Der Autor verbreitet Halb- und Unwahrheiten.
Zur Erinnerung zudem: von ca. 40.000.000 Steuerpflichtigen in Italien haben ca. 30.000.000 eine durchschnittliche Steuerbelastung von weniger als 15%. 13 Mio zahlen überhaupt keine Einkommensteuern.

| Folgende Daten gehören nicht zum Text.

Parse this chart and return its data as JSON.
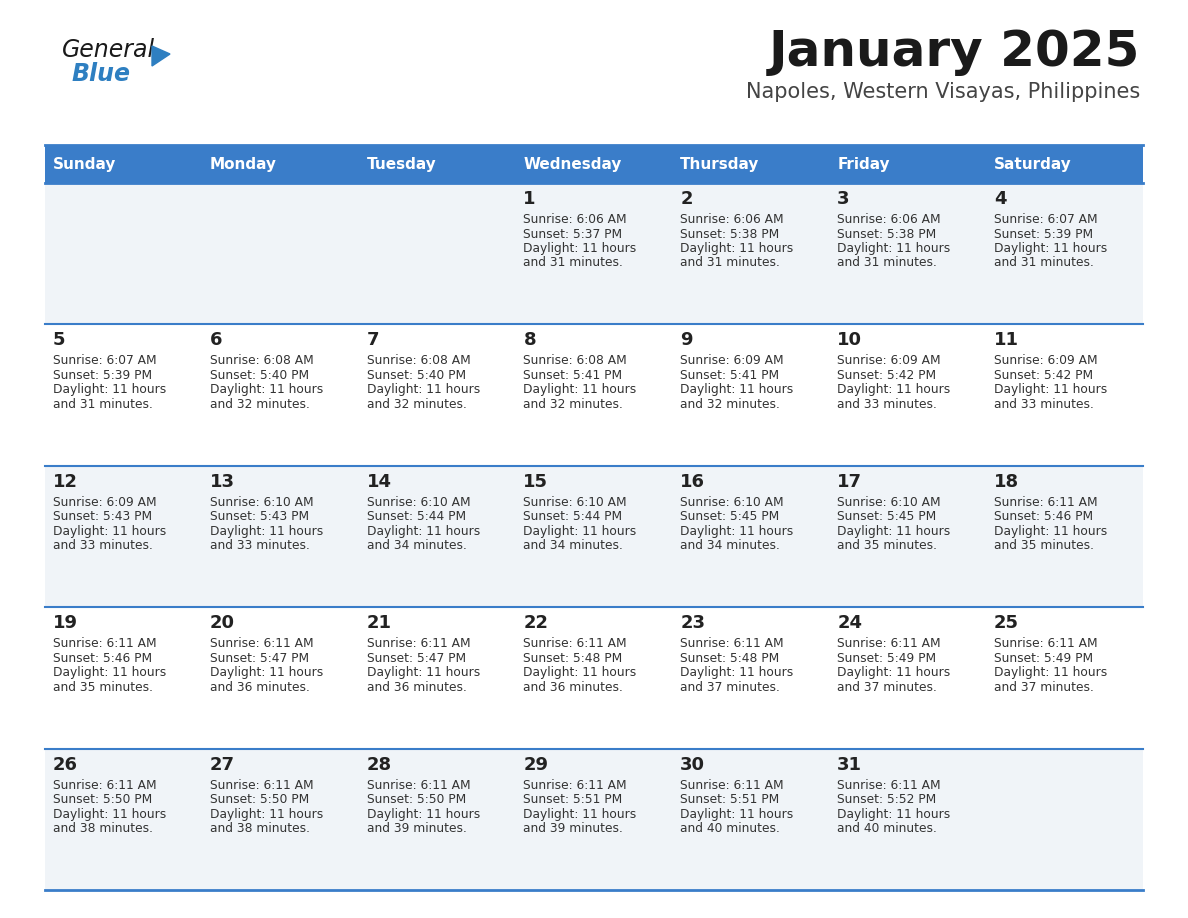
{
  "title": "January 2025",
  "subtitle": "Napoles, Western Visayas, Philippines",
  "days_of_week": [
    "Sunday",
    "Monday",
    "Tuesday",
    "Wednesday",
    "Thursday",
    "Friday",
    "Saturday"
  ],
  "header_bg": "#3A7DC9",
  "header_text": "#FFFFFF",
  "row_bg_odd": "#F0F4F8",
  "row_bg_even": "#FFFFFF",
  "cell_text": "#333333",
  "day_num_color": "#222222",
  "divider_color": "#3A7DC9",
  "logo_general_color": "#1a1a1a",
  "logo_blue_color": "#2E7FC1",
  "calendar_data": [
    [
      {
        "day": "",
        "sunrise": "",
        "sunset": "",
        "daylight_min": ""
      },
      {
        "day": "",
        "sunrise": "",
        "sunset": "",
        "daylight_min": ""
      },
      {
        "day": "",
        "sunrise": "",
        "sunset": "",
        "daylight_min": ""
      },
      {
        "day": "1",
        "sunrise": "6:06 AM",
        "sunset": "5:37 PM",
        "daylight_min": "31"
      },
      {
        "day": "2",
        "sunrise": "6:06 AM",
        "sunset": "5:38 PM",
        "daylight_min": "31"
      },
      {
        "day": "3",
        "sunrise": "6:06 AM",
        "sunset": "5:38 PM",
        "daylight_min": "31"
      },
      {
        "day": "4",
        "sunrise": "6:07 AM",
        "sunset": "5:39 PM",
        "daylight_min": "31"
      }
    ],
    [
      {
        "day": "5",
        "sunrise": "6:07 AM",
        "sunset": "5:39 PM",
        "daylight_min": "31"
      },
      {
        "day": "6",
        "sunrise": "6:08 AM",
        "sunset": "5:40 PM",
        "daylight_min": "32"
      },
      {
        "day": "7",
        "sunrise": "6:08 AM",
        "sunset": "5:40 PM",
        "daylight_min": "32"
      },
      {
        "day": "8",
        "sunrise": "6:08 AM",
        "sunset": "5:41 PM",
        "daylight_min": "32"
      },
      {
        "day": "9",
        "sunrise": "6:09 AM",
        "sunset": "5:41 PM",
        "daylight_min": "32"
      },
      {
        "day": "10",
        "sunrise": "6:09 AM",
        "sunset": "5:42 PM",
        "daylight_min": "33"
      },
      {
        "day": "11",
        "sunrise": "6:09 AM",
        "sunset": "5:42 PM",
        "daylight_min": "33"
      }
    ],
    [
      {
        "day": "12",
        "sunrise": "6:09 AM",
        "sunset": "5:43 PM",
        "daylight_min": "33"
      },
      {
        "day": "13",
        "sunrise": "6:10 AM",
        "sunset": "5:43 PM",
        "daylight_min": "33"
      },
      {
        "day": "14",
        "sunrise": "6:10 AM",
        "sunset": "5:44 PM",
        "daylight_min": "34"
      },
      {
        "day": "15",
        "sunrise": "6:10 AM",
        "sunset": "5:44 PM",
        "daylight_min": "34"
      },
      {
        "day": "16",
        "sunrise": "6:10 AM",
        "sunset": "5:45 PM",
        "daylight_min": "34"
      },
      {
        "day": "17",
        "sunrise": "6:10 AM",
        "sunset": "5:45 PM",
        "daylight_min": "35"
      },
      {
        "day": "18",
        "sunrise": "6:11 AM",
        "sunset": "5:46 PM",
        "daylight_min": "35"
      }
    ],
    [
      {
        "day": "19",
        "sunrise": "6:11 AM",
        "sunset": "5:46 PM",
        "daylight_min": "35"
      },
      {
        "day": "20",
        "sunrise": "6:11 AM",
        "sunset": "5:47 PM",
        "daylight_min": "36"
      },
      {
        "day": "21",
        "sunrise": "6:11 AM",
        "sunset": "5:47 PM",
        "daylight_min": "36"
      },
      {
        "day": "22",
        "sunrise": "6:11 AM",
        "sunset": "5:48 PM",
        "daylight_min": "36"
      },
      {
        "day": "23",
        "sunrise": "6:11 AM",
        "sunset": "5:48 PM",
        "daylight_min": "37"
      },
      {
        "day": "24",
        "sunrise": "6:11 AM",
        "sunset": "5:49 PM",
        "daylight_min": "37"
      },
      {
        "day": "25",
        "sunrise": "6:11 AM",
        "sunset": "5:49 PM",
        "daylight_min": "37"
      }
    ],
    [
      {
        "day": "26",
        "sunrise": "6:11 AM",
        "sunset": "5:50 PM",
        "daylight_min": "38"
      },
      {
        "day": "27",
        "sunrise": "6:11 AM",
        "sunset": "5:50 PM",
        "daylight_min": "38"
      },
      {
        "day": "28",
        "sunrise": "6:11 AM",
        "sunset": "5:50 PM",
        "daylight_min": "39"
      },
      {
        "day": "29",
        "sunrise": "6:11 AM",
        "sunset": "5:51 PM",
        "daylight_min": "39"
      },
      {
        "day": "30",
        "sunrise": "6:11 AM",
        "sunset": "5:51 PM",
        "daylight_min": "40"
      },
      {
        "day": "31",
        "sunrise": "6:11 AM",
        "sunset": "5:52 PM",
        "daylight_min": "40"
      },
      {
        "day": "",
        "sunrise": "",
        "sunset": "",
        "daylight_min": ""
      }
    ]
  ]
}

Im Einzelnen zu den Behauptungen von Herrn Daniel:
Durch die Anwendung von Freibeträgen und Abzugsbeträgen für Familienmitglieder bleibt auch bei der Flat Tax die Progression in der Besteuerung der Einkommen gewährleistet.
Bezieher von Einkommen von 15.000 Euro zahlen bei einer Flat Tax von 15% und der auch weiterhin bestehenden No Tax Area 36% weniger IRPEF (im Detail Euro 686 pro Jahr) und nicht "so gut wie gar nichts".
Dass die Einkommen beider Elternteile in Zukunft zusammengezählt und zur GÄNZE mit der Flat Tax besteuert würden, ist blanker Nonsens. Pro Familienmitglied werden nämlich Euro 3.000 an Freibetrag festgelegt und zudem die No Tax Area berücksichtigt.
Von einer Besteuerung des gesamten Einkommens mit dem höheren Tarif der Flat Tax bei Überschreiten der Grenze von 80.000 ist im Koalitionsabkommen und im beschreibenden Dokument der Lega keine Rede. Vielmehr ist davon auszugehen, dass nur der überschüssige Betrag der höheren Flat Tax Rate zu unterwerfen ist.
Die Rechenbeispiele sind allesamt unvollständig oder falsch: Ein Ehepaar mit zusammen 80.000 Euro Einkommen erhält 6.000 Euro an Freibetrag. Dadurch beläuft sich das Familieneinkommen auf 74.000 und wird mit 15% oder 11.100 besteuert. Die derzeitige Besteuerung wäre übrigens knapp 22.000 Euro.
Das Beispiel der zwei Arbeitskolleginnen mit einem Einkommen von 40.000 Euro und mit Partnern, die jeweils 41.000 bzw. 39.000 ist ebenso falsch. Lediglich der Überschussbetrag über 80.000 (also 1.000 Euro) wird mit 20% besteuert und nicht das gesamte Einkommen.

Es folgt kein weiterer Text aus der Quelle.